Racking my brains, I tried to replay what I had said and figure out whether it would have sounded suspicious. Cole had done most of the talking, I remembered that. My input had been limited mostly to stuff about coding, hacks, and exploits—at least for the last few moments. But before that… I had mentioned Gabe’s name, I was pretty sure of it. And I had talked about his murder. Or at least referred to Gabe being killed, I couldn’t remember the exact words I’d used. However I’d phrased it, though, I was pretty sure I’d said enough to get someone curious searching for the case on their phone. Fuck.

Opening up the phone again, I pulled up Google and typed in Gabe coder murder, then waited as the screen filled with results.

The first one made me go first hot, and then very, very cold, so fast that it was almost sickening.

It was an article on the BBC, and the headline was “Wife of Murdered Coder Sought for Questioning.” The preview image was a picture of me.

My hands shook as I clicked through to the story.

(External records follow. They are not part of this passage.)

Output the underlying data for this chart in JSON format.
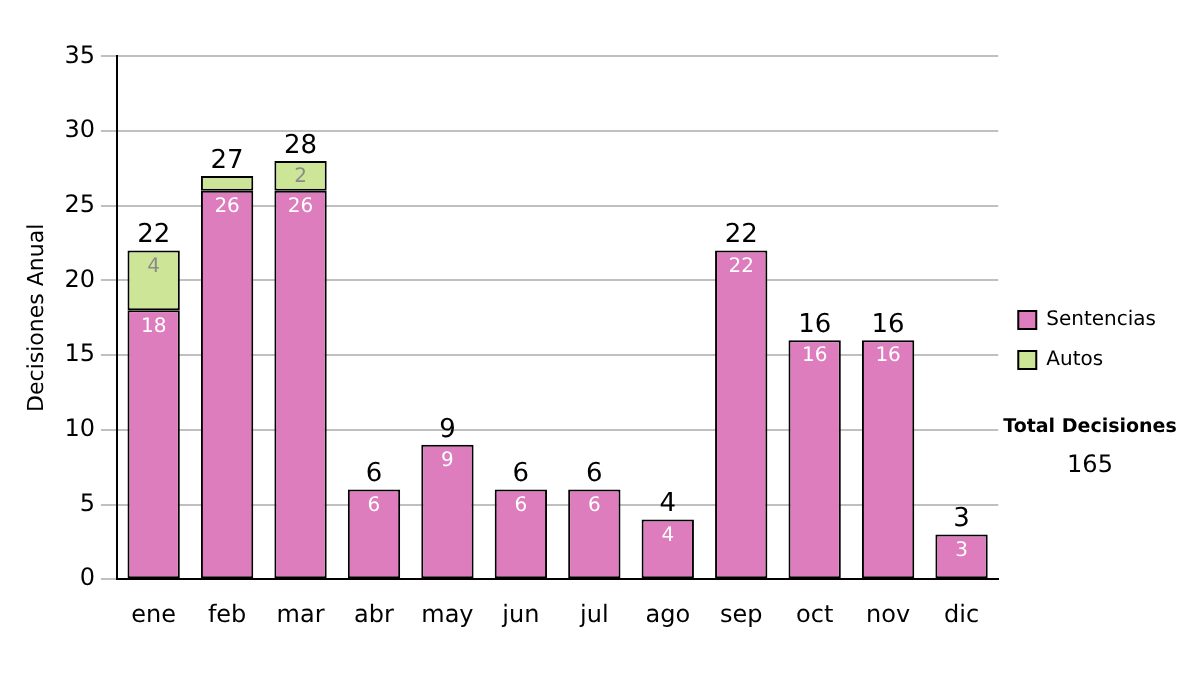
{
  "chart_data": {
    "type": "bar",
    "stacked": true,
    "ylabel": "Decisiones Anual",
    "categories": [
      "ene",
      "feb",
      "mar",
      "abr",
      "may",
      "jun",
      "jul",
      "ago",
      "sep",
      "oct",
      "nov",
      "dic"
    ],
    "series": [
      {
        "name": "Sentencias",
        "color": "#dd7dbd",
        "values": [
          18,
          26,
          26,
          6,
          9,
          6,
          6,
          4,
          22,
          16,
          16,
          3
        ],
        "value_labels": [
          "18",
          "26",
          "26",
          "6",
          "9",
          "6",
          "6",
          "4",
          "22",
          "16",
          "16",
          "3"
        ]
      },
      {
        "name": "Autos",
        "color": "#cde596",
        "values": [
          4,
          1,
          2,
          null,
          null,
          null,
          null,
          null,
          null,
          null,
          null,
          null
        ],
        "value_labels": [
          "4",
          null,
          "2",
          null,
          null,
          null,
          null,
          null,
          null,
          null,
          null,
          null
        ]
      }
    ],
    "totals": [
      "22",
      "27",
      "28",
      "6",
      "9",
      "6",
      "6",
      "4",
      "22",
      "16",
      "16",
      "3"
    ],
    "ylim": [
      0,
      35
    ],
    "yticks": [
      0,
      5,
      10,
      15,
      20,
      25,
      30,
      35
    ],
    "grid": "y",
    "legend": "right",
    "annotations": [
      "Total Decisiones",
      "165"
    ]
  }
}
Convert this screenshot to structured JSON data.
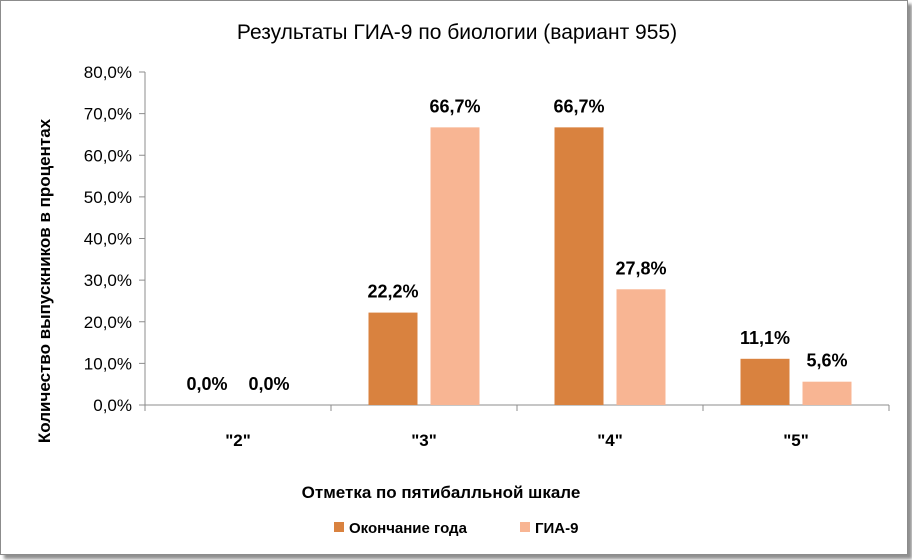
{
  "chart_data": {
    "type": "bar",
    "title": "Результаты ГИА-9 по биологии (вариант 955)",
    "xlabel": "Отметка по пятибалльной шкале",
    "ylabel": "Количество выпускников в процентах",
    "categories": [
      "\"2\"",
      "\"3\"",
      "\"4\"",
      "\"5\""
    ],
    "series": [
      {
        "name": "Окончание года",
        "color": "#d9823f",
        "values": [
          0.0,
          22.2,
          66.7,
          11.1
        ],
        "labels": [
          "0,0%",
          "22,2%",
          "66,7%",
          "11,1%"
        ]
      },
      {
        "name": "ГИА-9",
        "color": "#f8b593",
        "values": [
          0.0,
          66.7,
          27.8,
          5.6
        ],
        "labels": [
          "0,0%",
          "66,7%",
          "27,8%",
          "5,6%"
        ]
      }
    ],
    "ylim": [
      0,
      80
    ],
    "yticks": [
      0,
      10,
      20,
      30,
      40,
      50,
      60,
      70,
      80
    ],
    "ytick_labels": [
      "0,0%",
      "10,0%",
      "20,0%",
      "30,0%",
      "40,0%",
      "50,0%",
      "60,0%",
      "70,0%",
      "80,0%"
    ],
    "grid": false,
    "legend_position": "bottom"
  }
}
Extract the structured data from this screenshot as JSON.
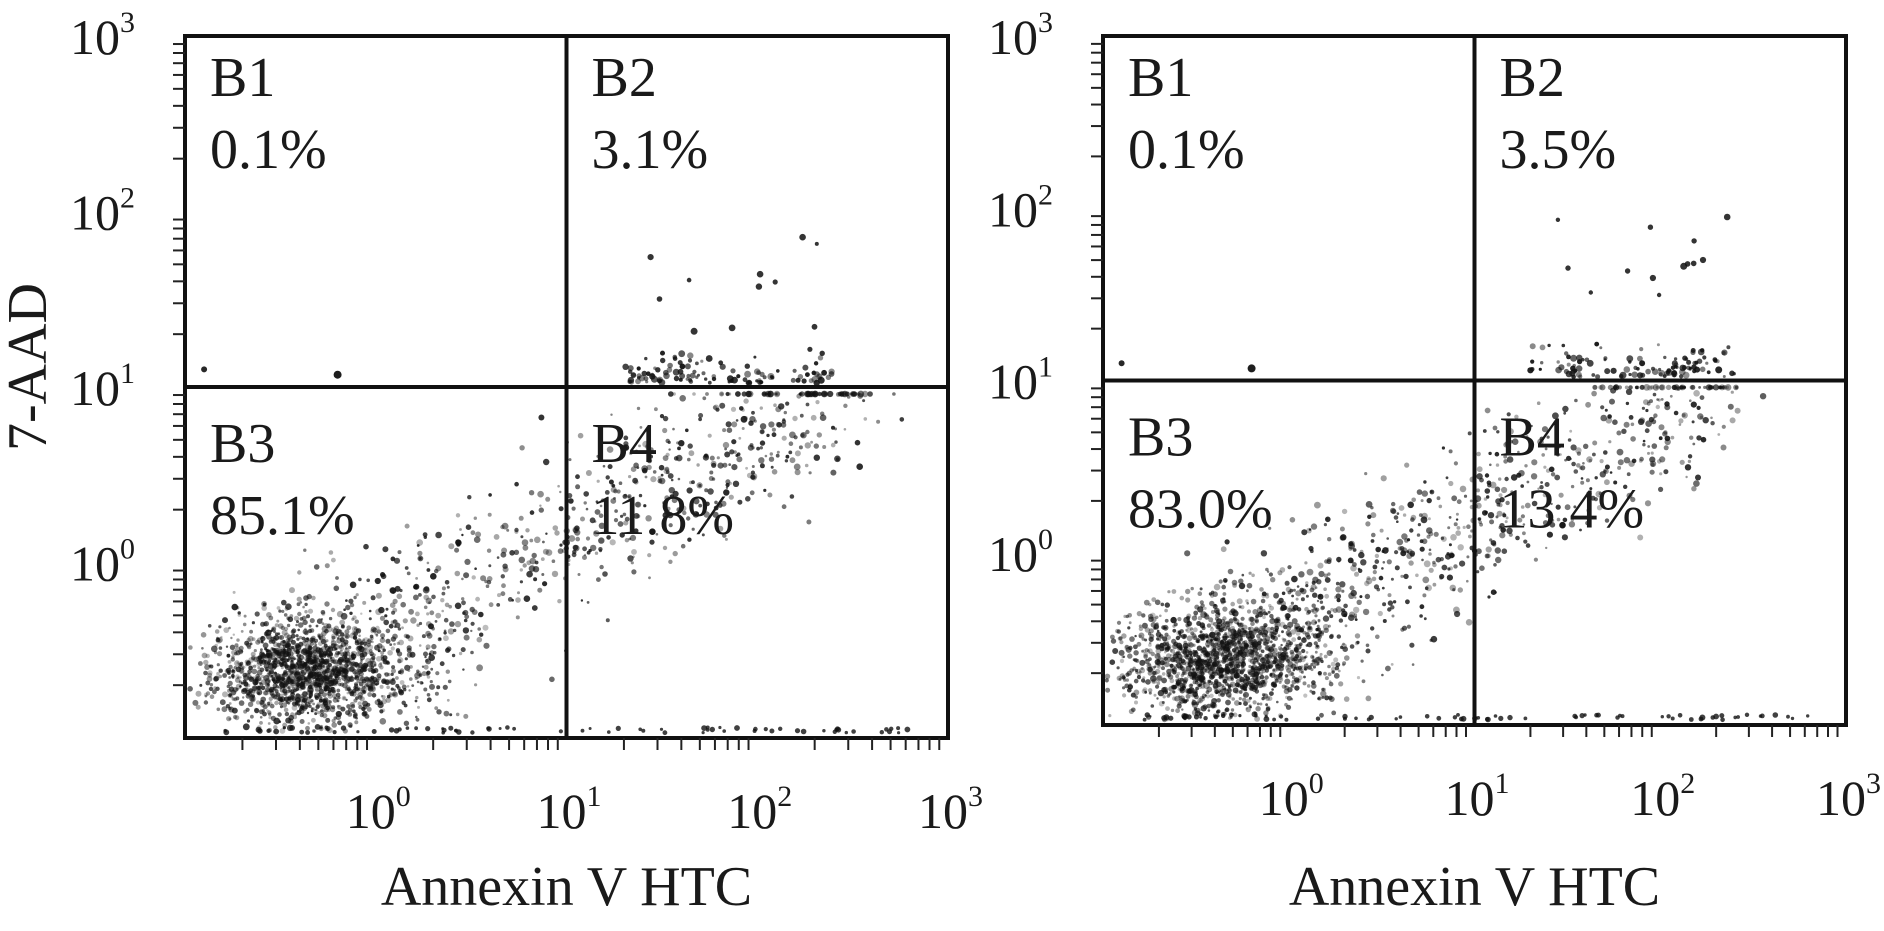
{
  "chart_data": [
    {
      "type": "scatter",
      "xlabel": "Annexin V HTC",
      "ylabel": "7-AAD",
      "xscale": "log",
      "yscale": "log",
      "xlim": [
        0.1,
        1000
      ],
      "ylim": [
        0.1,
        1000
      ],
      "xticks": [
        {
          "base": "10",
          "exp": "0"
        },
        {
          "base": "10",
          "exp": "1"
        },
        {
          "base": "10",
          "exp": "2"
        },
        {
          "base": "10",
          "exp": "3"
        }
      ],
      "yticks": [
        {
          "base": "10",
          "exp": "0"
        },
        {
          "base": "10",
          "exp": "1"
        },
        {
          "base": "10",
          "exp": "2"
        },
        {
          "base": "10",
          "exp": "3"
        }
      ],
      "gate": {
        "x": 10,
        "y": 10
      },
      "quadrants": [
        {
          "name": "B1",
          "percent": "0.1%"
        },
        {
          "name": "B2",
          "percent": "3.1%"
        },
        {
          "name": "B3",
          "percent": "85.1%"
        },
        {
          "name": "B4",
          "percent": "11.8%"
        }
      ]
    },
    {
      "type": "scatter",
      "xlabel": "Annexin V HTC",
      "ylabel": "",
      "xscale": "log",
      "yscale": "log",
      "xlim": [
        0.1,
        1000
      ],
      "ylim": [
        0.1,
        1000
      ],
      "xticks": [
        {
          "base": "10",
          "exp": "0"
        },
        {
          "base": "10",
          "exp": "1"
        },
        {
          "base": "10",
          "exp": "2"
        },
        {
          "base": "10",
          "exp": "3"
        }
      ],
      "yticks": [
        {
          "base": "10",
          "exp": "0"
        },
        {
          "base": "10",
          "exp": "1"
        },
        {
          "base": "10",
          "exp": "2"
        },
        {
          "base": "10",
          "exp": "3"
        }
      ],
      "gate": {
        "x": 10,
        "y": 10
      },
      "quadrants": [
        {
          "name": "B1",
          "percent": "0.1%"
        },
        {
          "name": "B2",
          "percent": "3.5%"
        },
        {
          "name": "B3",
          "percent": "83.0%"
        },
        {
          "name": "B4",
          "percent": "13.4%"
        }
      ]
    }
  ]
}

It was dated and time-stamped earlier today, and at the top, immediately below the headline, was a large photo of me, taken from the Crossways Security website, captioned Jacintha Cross is wanted for questioning in relation to the murder of her husband. Police have asked the public to report any sightings by dialling 999.

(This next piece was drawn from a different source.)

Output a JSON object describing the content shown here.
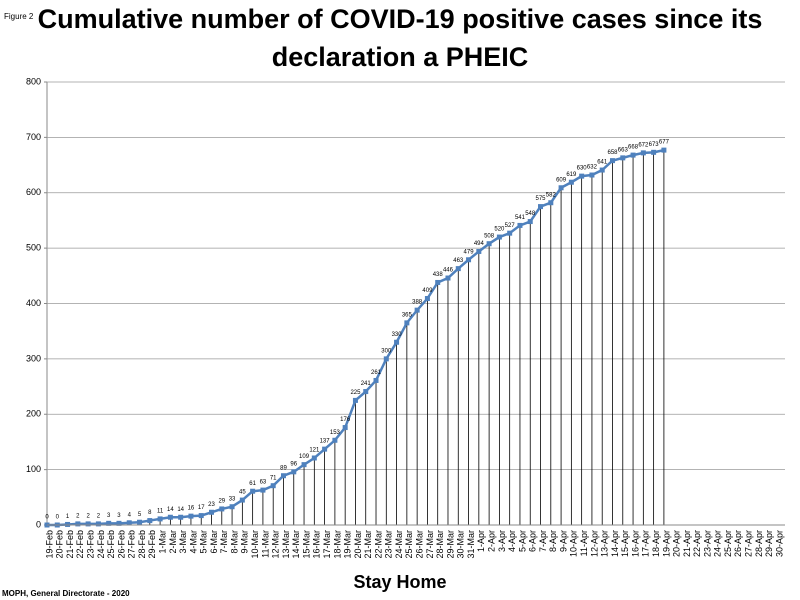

Beneath the photo, the article continued.

Police investigating the murder of digital security expert and “hacktivist” Gabriel Medway, who operated under the username Gakked in the online hacking community, have today released a statement confirming they are urgently seeking the programmer’s wife, Jacintha Cross, who is wanted for questioning in relation to her husband’s death.

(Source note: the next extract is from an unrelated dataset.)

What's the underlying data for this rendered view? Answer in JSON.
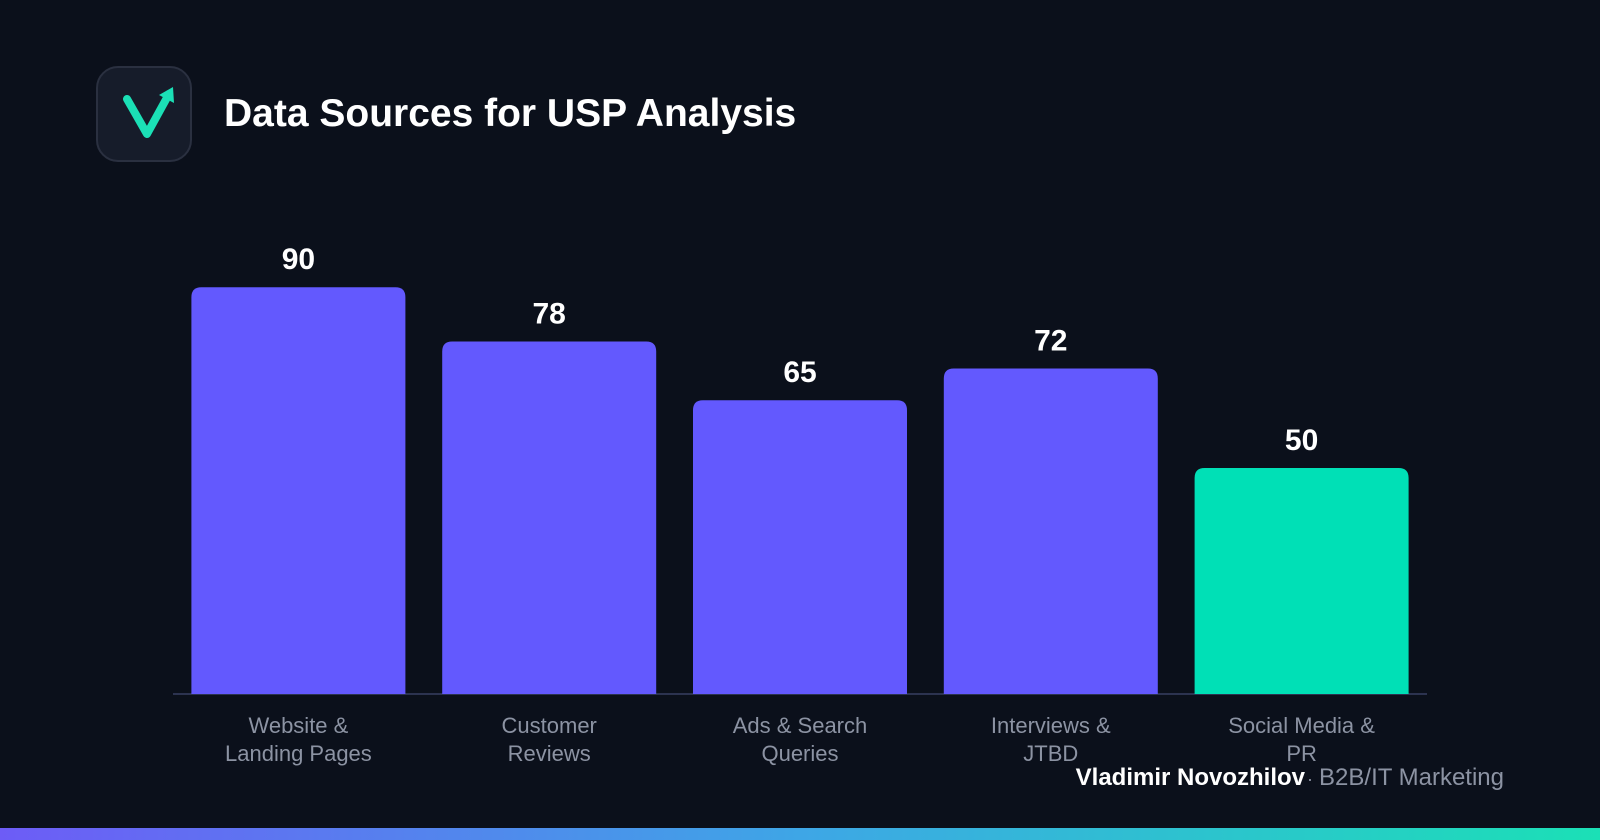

Ms Cross, who was initially interviewed voluntarily by the Metropolitan Police, has not been seen since Tuesday 7th February. Police are urgently seeking her in connection with their enquiry and have appealed to members of the public for their help.

Jacintha Cross, 27, a security consultant who also goes by the name Jack, was last seen near the town of Rye in East Sussex but is thought to have left the area, possibly travelling by bus or train. She is described as white, 5’2”, of slight build, with hazel eyes and mid-length, distinctively dyed red hair, but a police spokesperson cautioned that she may have changed her appearance.

Detective Inspector Branagh of the Metropolitan Police said, “We are urgently appealing to members of the public for their help in tracking down Ms Cross, who may be travelling under a false name or with forged documentation. We would ask the public not to approach Ms Cross directly, but to report any suspicious sightings to the police by dialling 999.”